本発明の一実施の形態に係る油圧緩衝器の一部破断正面図である。 図1において、ストッパ部材にリング部材を介して下部ホルダを結合させる工程を示す部分拡大断面図である。 本発明の他の実施形態に係る油圧緩衝器の一部破断正面図である。 本発明の更に別の実施形態に係る油圧緩衝器の一部破断正面図である。 本発明の更に別の実施形態に係る油圧緩衝器の一破断正面図である。 従来の油圧緩衝器の要部断面図である。
符号の説明
3 内筒(シリンダ)
4 ピストン
5 ピストンロッド
6 ロッドガイド(伸び切り部材)
7 ストッパ部材
7a 圧入凸部(結合凸部)
7b 圧入凹部(結合凹部)
8 リバウンド部材
20 フランジ側当接部(当接部)
22 コイルスプリング
24 下部ホルダ(ホルダ)
24a 挿通孔
24b 円錐台形状の圧入凹部
24c 円筒状の圧入凹部
24d 第2の圧入凹部(結合凹部)
24e 圧入凸部(結合凸部)
28 リング部材(結合部材)
31 ホルダ側当接部(当接部)
34 環状溝(ロッド側取付溝)
35 Cピン

Claims (5)

  1. シリンダと、このシリンダに設けた伸び切り規制部材と、シリンダにピストンを介して移動自在に挿入したピストンロッドと、このピストンロッドに設けたストッパ部材と、上記伸び切り規制部材とストッパ部材との間に介装されて伸び切り時の衝撃を緩和するリバウンド部材とを備え、このリバウンド部材をコイルスプリングと、このコイルスプリングの少なくともストッパ部材側に挿通孔を介してピストンロッドに挿入されたホルダとから構成すると共に、上記ストッパ部材に対するリバウンド部材の当接時、上記ホルダとストッパ部材とを互いに面接触させる当接部を当該ホルダ及びストッパ部材に夫々設けた油圧緩衝器において、上記ホルダをストッパ部材に当接させた状態で結合部材を介して位置決めさせたことを特徴とする油圧緩衝器。

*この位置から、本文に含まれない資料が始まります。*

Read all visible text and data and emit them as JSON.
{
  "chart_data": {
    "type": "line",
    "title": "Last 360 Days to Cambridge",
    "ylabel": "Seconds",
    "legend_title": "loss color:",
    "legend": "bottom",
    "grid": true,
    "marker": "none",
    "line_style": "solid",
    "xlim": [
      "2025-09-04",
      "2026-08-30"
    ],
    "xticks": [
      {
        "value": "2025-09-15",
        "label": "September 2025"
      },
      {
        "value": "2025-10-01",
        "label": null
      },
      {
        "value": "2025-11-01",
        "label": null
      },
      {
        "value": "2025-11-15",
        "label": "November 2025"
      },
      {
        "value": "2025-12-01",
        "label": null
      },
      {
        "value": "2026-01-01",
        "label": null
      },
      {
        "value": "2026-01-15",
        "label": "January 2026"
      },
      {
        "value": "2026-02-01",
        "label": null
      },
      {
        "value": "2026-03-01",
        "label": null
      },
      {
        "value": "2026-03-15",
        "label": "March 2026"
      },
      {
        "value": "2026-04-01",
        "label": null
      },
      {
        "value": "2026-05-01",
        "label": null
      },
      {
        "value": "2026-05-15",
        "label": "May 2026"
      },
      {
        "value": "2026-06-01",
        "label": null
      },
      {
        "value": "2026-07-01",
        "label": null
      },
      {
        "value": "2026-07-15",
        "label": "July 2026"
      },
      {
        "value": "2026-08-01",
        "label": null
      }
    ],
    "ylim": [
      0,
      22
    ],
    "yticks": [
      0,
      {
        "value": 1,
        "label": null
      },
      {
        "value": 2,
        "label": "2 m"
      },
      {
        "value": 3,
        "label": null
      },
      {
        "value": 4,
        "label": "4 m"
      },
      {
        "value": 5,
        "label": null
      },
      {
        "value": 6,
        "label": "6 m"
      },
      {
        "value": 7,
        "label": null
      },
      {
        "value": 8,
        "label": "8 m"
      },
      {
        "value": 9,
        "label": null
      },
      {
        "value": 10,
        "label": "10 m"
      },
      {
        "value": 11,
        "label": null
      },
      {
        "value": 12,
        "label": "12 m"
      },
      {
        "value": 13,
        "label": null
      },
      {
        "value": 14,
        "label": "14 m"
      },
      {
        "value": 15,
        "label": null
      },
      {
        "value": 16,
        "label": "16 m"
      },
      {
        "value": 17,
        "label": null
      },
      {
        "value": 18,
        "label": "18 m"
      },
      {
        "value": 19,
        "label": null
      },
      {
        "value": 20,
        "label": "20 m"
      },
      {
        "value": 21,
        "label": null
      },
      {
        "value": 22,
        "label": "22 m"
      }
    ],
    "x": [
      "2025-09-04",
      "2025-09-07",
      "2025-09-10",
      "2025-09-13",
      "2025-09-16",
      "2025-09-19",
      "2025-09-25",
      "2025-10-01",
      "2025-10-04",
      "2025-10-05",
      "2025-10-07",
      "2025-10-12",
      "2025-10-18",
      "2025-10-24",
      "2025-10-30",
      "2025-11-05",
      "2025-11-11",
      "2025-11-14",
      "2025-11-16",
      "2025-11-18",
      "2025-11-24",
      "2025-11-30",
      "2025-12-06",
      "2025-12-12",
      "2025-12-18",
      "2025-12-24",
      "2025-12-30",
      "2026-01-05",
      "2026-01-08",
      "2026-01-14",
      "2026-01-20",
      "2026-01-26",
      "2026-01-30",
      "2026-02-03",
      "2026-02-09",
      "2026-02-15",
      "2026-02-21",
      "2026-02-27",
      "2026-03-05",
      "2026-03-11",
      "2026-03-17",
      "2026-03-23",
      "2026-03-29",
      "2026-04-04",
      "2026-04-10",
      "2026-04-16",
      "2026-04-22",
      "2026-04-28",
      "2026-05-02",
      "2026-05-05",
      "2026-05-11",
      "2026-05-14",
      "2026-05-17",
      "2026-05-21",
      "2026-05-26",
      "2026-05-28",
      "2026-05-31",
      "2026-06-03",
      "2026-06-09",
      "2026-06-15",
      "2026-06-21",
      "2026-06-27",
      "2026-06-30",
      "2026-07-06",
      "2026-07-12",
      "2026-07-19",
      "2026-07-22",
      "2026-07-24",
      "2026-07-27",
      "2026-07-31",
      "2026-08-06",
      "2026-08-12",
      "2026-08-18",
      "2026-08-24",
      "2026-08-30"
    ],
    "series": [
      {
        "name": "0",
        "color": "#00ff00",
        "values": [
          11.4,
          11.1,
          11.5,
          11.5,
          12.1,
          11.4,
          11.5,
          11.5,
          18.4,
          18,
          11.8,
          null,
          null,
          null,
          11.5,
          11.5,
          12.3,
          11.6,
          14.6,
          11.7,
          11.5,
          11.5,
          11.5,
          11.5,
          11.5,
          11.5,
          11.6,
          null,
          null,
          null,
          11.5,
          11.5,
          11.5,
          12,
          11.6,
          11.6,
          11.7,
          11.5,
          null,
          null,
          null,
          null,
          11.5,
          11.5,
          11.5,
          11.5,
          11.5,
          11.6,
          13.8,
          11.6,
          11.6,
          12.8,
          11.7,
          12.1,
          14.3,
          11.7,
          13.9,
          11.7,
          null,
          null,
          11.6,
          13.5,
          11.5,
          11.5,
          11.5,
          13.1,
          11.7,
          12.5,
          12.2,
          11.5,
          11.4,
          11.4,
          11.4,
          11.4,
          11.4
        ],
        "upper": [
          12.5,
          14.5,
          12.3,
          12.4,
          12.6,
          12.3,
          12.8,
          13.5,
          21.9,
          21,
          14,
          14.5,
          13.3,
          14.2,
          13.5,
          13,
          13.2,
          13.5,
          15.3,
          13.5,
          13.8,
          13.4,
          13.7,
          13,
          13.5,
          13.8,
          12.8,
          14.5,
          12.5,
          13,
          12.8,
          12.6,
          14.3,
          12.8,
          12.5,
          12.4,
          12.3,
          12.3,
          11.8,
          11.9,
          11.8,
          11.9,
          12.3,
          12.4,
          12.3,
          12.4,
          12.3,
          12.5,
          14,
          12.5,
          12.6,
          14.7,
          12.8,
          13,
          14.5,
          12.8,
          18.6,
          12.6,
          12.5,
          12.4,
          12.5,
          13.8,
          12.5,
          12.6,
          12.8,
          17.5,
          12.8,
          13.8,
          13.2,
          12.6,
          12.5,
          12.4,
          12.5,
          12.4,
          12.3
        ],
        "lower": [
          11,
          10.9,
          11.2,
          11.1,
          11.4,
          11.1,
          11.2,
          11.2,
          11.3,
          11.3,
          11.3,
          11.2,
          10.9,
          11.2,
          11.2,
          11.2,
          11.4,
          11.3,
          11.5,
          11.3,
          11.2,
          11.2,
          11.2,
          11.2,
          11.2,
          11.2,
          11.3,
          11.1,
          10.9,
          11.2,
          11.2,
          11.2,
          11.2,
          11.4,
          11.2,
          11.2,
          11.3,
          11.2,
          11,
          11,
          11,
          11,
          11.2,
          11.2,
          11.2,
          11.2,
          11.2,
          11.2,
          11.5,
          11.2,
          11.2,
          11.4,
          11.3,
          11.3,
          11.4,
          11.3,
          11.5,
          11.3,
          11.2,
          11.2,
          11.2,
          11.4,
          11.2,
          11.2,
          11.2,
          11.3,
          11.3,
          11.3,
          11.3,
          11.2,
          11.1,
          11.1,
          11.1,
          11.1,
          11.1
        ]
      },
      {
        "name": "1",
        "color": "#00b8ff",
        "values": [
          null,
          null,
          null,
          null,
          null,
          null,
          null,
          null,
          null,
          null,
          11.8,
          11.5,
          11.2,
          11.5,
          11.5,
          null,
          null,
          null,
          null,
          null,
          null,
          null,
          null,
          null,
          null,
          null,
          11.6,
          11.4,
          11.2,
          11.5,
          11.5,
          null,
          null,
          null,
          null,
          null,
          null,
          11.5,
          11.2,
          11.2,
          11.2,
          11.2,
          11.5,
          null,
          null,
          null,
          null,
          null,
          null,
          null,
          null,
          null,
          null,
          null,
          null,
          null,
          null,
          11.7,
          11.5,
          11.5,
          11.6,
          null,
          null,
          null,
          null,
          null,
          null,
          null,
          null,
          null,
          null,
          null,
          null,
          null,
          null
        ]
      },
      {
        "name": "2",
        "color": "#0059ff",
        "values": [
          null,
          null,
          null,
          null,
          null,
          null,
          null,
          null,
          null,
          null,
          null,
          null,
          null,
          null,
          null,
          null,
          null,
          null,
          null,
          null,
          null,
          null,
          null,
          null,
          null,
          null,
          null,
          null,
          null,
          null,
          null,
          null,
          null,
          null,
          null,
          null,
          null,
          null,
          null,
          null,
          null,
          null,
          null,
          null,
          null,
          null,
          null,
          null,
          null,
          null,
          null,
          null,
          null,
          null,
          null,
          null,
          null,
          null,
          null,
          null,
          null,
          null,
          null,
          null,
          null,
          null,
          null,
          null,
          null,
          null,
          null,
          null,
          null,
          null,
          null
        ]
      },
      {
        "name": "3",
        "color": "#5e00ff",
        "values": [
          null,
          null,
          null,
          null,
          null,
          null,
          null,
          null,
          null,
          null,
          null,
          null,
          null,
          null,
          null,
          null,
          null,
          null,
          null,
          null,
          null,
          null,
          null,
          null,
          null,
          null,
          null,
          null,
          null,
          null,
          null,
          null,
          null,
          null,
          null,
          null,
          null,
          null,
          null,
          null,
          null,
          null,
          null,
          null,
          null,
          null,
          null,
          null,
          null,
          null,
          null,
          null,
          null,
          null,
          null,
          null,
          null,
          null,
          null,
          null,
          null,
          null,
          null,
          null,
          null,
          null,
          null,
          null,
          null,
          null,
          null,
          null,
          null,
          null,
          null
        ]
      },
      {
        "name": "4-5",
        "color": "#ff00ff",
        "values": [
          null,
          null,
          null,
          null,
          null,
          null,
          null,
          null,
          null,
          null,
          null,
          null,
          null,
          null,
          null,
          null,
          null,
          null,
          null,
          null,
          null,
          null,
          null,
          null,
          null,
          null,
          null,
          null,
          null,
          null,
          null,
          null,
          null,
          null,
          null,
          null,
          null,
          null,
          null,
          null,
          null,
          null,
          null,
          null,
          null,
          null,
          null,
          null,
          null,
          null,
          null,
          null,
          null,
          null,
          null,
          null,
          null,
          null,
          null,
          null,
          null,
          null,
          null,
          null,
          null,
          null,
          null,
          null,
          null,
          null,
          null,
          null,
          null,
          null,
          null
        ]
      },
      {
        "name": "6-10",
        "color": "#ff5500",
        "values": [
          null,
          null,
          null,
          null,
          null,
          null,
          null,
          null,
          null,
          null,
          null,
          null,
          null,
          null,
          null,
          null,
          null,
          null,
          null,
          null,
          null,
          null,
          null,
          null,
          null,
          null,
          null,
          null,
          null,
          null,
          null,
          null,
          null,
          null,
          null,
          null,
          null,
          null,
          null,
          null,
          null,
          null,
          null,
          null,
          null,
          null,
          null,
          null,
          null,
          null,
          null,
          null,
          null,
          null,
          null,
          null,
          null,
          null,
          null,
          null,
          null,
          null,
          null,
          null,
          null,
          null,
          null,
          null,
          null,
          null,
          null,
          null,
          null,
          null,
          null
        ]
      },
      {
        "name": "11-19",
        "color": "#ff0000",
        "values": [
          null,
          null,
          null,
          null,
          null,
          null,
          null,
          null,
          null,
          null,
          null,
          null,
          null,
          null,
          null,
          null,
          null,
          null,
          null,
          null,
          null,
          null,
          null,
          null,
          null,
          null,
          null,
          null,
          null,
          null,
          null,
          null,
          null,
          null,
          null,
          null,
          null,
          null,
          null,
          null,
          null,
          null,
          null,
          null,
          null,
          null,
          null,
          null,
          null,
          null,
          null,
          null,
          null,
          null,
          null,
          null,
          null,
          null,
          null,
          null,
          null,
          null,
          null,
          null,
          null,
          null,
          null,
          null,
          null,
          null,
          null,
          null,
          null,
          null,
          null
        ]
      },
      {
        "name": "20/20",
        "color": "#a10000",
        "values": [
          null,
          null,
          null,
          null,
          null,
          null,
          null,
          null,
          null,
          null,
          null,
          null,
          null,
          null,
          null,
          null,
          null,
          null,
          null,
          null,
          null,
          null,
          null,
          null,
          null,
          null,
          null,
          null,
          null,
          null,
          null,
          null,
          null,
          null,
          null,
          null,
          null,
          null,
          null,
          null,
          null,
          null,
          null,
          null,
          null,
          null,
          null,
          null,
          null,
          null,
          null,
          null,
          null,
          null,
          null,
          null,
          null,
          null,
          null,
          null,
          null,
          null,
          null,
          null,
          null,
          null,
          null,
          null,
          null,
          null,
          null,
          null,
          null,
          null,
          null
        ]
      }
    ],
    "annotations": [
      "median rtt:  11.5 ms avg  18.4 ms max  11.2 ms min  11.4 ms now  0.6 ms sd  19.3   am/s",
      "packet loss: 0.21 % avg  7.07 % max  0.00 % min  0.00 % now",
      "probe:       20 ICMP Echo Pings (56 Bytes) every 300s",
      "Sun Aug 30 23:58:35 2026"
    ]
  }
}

  2. 上記結合部材はピストンロッドに圧入され、その底面がストッパ部材に当接する断面直角三角形状をなす環状のリング部材であって、このリング部材を、ホルダにおける挿通孔のストッパ部材側に形成した円錐台形状の圧入凹部に圧入することで、ホルダをストッパ部材に対して位置決めさせている請求項1記載の油圧緩衝器。
  3. 上記結合部材はピストンロッドに設けたロッド側取付溝に配置されたCピンであって、このCピンをホルダにおける挿通孔のストッパ部材側に形成した円筒状の圧入凹部に圧入することで、ホルダをストッパ部材に対して位置決めさせている請求項1記載の油圧緩衝器。
  4. シリンダと、このシリンダに設けた伸び切り規制部材と、シリンダにピストンを介して移動自在に挿入したピストンロッドと、このピストンロッドに設けたストッパ部材と、上記伸び切り規制部材とストッパ部材との間に介装されて伸び切り時の衝撃を緩和するリバウンド部材とを備え、このリバウンド部材をコイルスプリングと、このコイルスプリングの少なくともストッパ部材側に挿通孔を介してピストンロッドに挿入されたホルダとから構成すると共に、上記ストッパ部材に対するリバウンド部材の当接時、上記ホルダとストッパ部材とを互いに面接触させる当接部を当該ホルダ及びストッパ部材に夫々設けた油圧緩衝器において、上記ホルダ又はストッパ部材の一方に結合凹部を設けると共に、他方にこの結合凹部に結合する結合凸部を設け、結合凹部と結合凸部とを嵌合させることによりホルダをストッパ部材に当接した状態で位置決めさせたことを特徴とする油圧緩衝器。
  5. 上記結合凸部又は結合凹部は、結合凹部内への結合凸部の圧入により結合されると共に、これら結合凸部又は結合凹部の少なくとも一方を粗面に形成した請求項4記載の油圧緩衝器。